Brooklyn Hipster Unaware he will become the Next Hitler
A young Brooklyn transplant ordered a coffee in a Bushwick today, unaware he would go on to become the worst mass murderer of the 21st century, sources say. Andy Hilter, 27, arrived this morning at a coffee shop in the hip Brooklyn neighborhood and sampled a dirty chai latte oblivious to the fact that within decades he would become the principal author and mastermind of a global conflict that would take the lives of over 100 million people.
Finishing his signature with his characteristic flourish on the Squarereader app screen, Hilter tipped his barista 20% unaware that one day his name would be synonymous with evil.
Sipping on the latte, Hilter sat down with roommate Alex Chalubnik, noise rock musician and future author of the memoir The Young Hilter I knew (2055). Over the course of their conversations, Hilter expounded at length on his desire to become a graphic designer and agreed to design the logo for his friends band, witnesses report.
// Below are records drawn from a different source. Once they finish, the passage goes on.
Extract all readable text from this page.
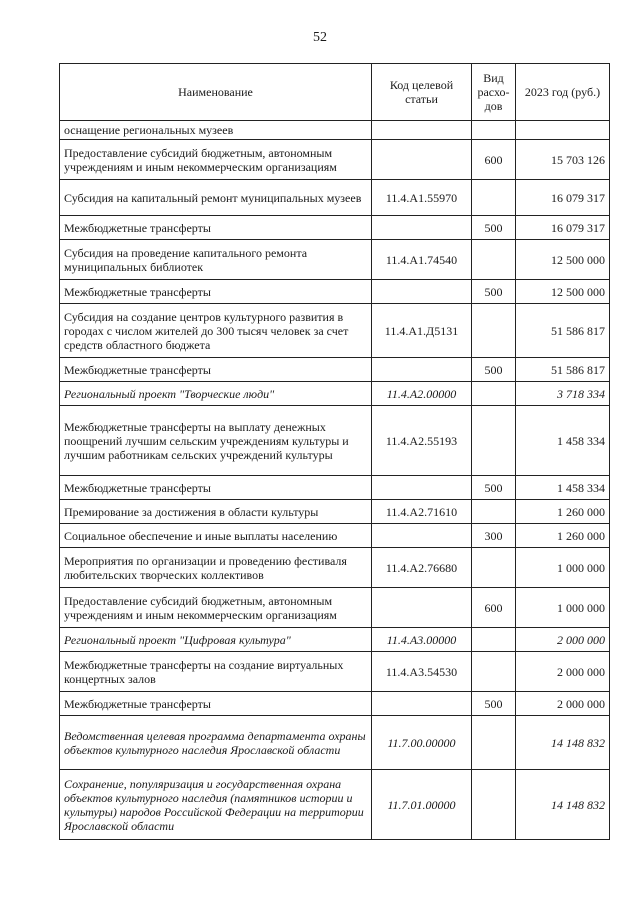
52
Наименование	Код целевой статьи	Вид расхо-дов	2023 год (руб.)
оснащение региональных музеев			
Предоставление субсидий бюджетным, автономным учреждениям и иным некоммерческим организациям		600	15 703 126
Субсидия на капитальный ремонт муниципальных музеев	11.4.A1.55970		16 079 317
Межбюджетные трансферты		500	16 079 317
Субсидия на проведение капитального ремонта муниципальных библиотек	11.4.A1.74540		12 500 000
Межбюджетные трансферты		500	12 500 000
Субсидия на создание центров культурного развития в городах с числом жителей до 300 тысяч человек за счет средств областного бюджета	11.4.A1.Д5131		51 586 817
Межбюджетные трансферты		500	51 586 817
Региональный проект "Творческие люди"	11.4.A2.00000		3 718 334
Межбюджетные трансферты на выплату денежных поощрений лучшим сельским учреждениям культуры и лучшим работникам сельских учреждений культуры	11.4.A2.55193		1 458 334
Межбюджетные трансферты		500	1 458 334
Премирование за достижения в области культуры	11.4.A2.71610		1 260 000
Социальное обеспечение и иные выплаты населению		300	1 260 000
Мероприятия по организации и проведению фестиваля любительских творческих коллективов	11.4.A2.76680		1 000 000
Предоставление субсидий бюджетным, автономным учреждениям и иным некоммерческим организациям		600	1 000 000
Региональный проект "Цифровая культура"	11.4.A3.00000		2 000 000
Межбюджетные трансферты на создание виртуальных концертных залов	11.4.A3.54530		2 000 000
Межбюджетные трансферты		500	2 000 000
Ведомственная целевая программа департамента охраны объектов культурного наследия Ярославской области	11.7.00.00000		14 148 832
Сохранение, популяризация и государственная охрана объектов культурного наследия (памятников истории и культуры) народов Российской Федерации на территории Ярославской области	11.7.01.00000		14 148 832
As the two ordered another beverage, The young brooklynite confided in his friend that the Parson's School of Design had rejected his application. Putting on a strong face, Hilter told his friend that the experience only strengthened his resolve, oblivious to the fact that his half hearted attempts to become a graphic designer will lead him to destitution and that within a few weeks he will reside in a squalid boarding house in the company of pickpockets and transients where he will subsist on a paltry income derived solely from intermittent and low-paying Fiverr gigs. As he expounded on his love for design, Hilter, gesticulating wildly and pounding his fist on the table, had no idea future scholars would call his work "mediocre at best".
As the two left to get some fresh air Hilter, future architect of World War III, breathed in the cool November air without knowing that his lungs will be permanently damaged in a poison gas attack in the Iran war and that the brutal conflict will perversely give meaning to his hitherto meaningless life. "Nothing like a lazy November day" Hitler said without knowing that following defeat in the future Iran War he would be convinced by a "stab in the back" narrative and blame socialists for the betrayal.
As the two young men walked his friend flirted with two attractive young women. "Why do you waste your time with those floosies?" he said, having become a recent adherent to the "nofap" meme. Up to this point there is still no evidence of a sexual experience on his part. As the future dictator abstained from masturbation he remained ignorant of the fact that one day every last facet of his sexual perversions would be explored and mined for insight into his sick mind in endless history channel documentaries that future mothers will doze off to.
As the two young men strolled down Bushwick Avenue they happened upon a microbrewery and entered to wet their whistles. As Hilter enjoyed a chocolate stout he launched into a hypnotic recap of the last episode of Twin Peaks. Hilter, long enamored with the work of David Lynch, had been following the latest season of Twin Peaks intently. "In my opinion Herr Lynch has devised a system for the differentiation not only in the human consciousness between good and evil, but also the hoard of scientific knowledge that alienates us from our species life. We long to regain the oneness with nature enjoyed by animals and our pre-conscious ancestors" the future dictator said, the froth still dripping from his upper lip.
As Hilter reached for his wallet he realized he had no money . "Don't worry" Chalubnik said "I'll get this round". As Hilter lamented his poverty he was unaware that in the future he would be well compensated by wealthy industrialists after joining the Heritage Foundation and becoming involved in its paramilitary wing. Taking another swig of beer, he was wholly unaware that he would gain the trust of the Koch brothers after infiltrating socialist organizations and that these very same industrialists would aid him in his 2033 seizure of power.
"Thanks for the round, Alex" I'll make it up to you one day, the young Hilter said, unaware that he would take his life in an underground bunker below Washington after leading the nation into a disastrous war.
God, this is getting lost. The one thing about Steemit that sucks: Volumes of great content buried. Repost when you're famous...
Well...this was enlightening.
I'd love to know how long you took thinking this up and exactly how hard you laughed in the process.
That would also be illuminating. Dare I say, "illuminaughty". Hey, there's your next prompt! Get on it, your audience demands to be entertained!
I don't get why your writing doesn't gain more traction, have you tried commenting on other people shi... stuff to drag them in.
Yeah maybe, I'm a little aloof on here. I don't play they game. There was a period where whales voted on it, but that stopped mysteriously. ¯_(ツ)_/¯
Any idea who I can reach out to?
Try @trafalgar, he's probably the funniest whale I can think of. @hanshotfirst is another good guy with a good sense of humour. I haven't got it all figured out myself so not the best guy for advice. Consistency and smoozing, basically back scratching and bait dropping.
Thanks, I sent them some messages ;)
Actually I looked them up on steemit chat. Do you know a better way to contact them?
Read their stuff, leave a Pulitzer Prize winning comment. Can't force friends, but you can solicit yourself in more creative ways.
I think you just described Ezra Levant but with actual war experience.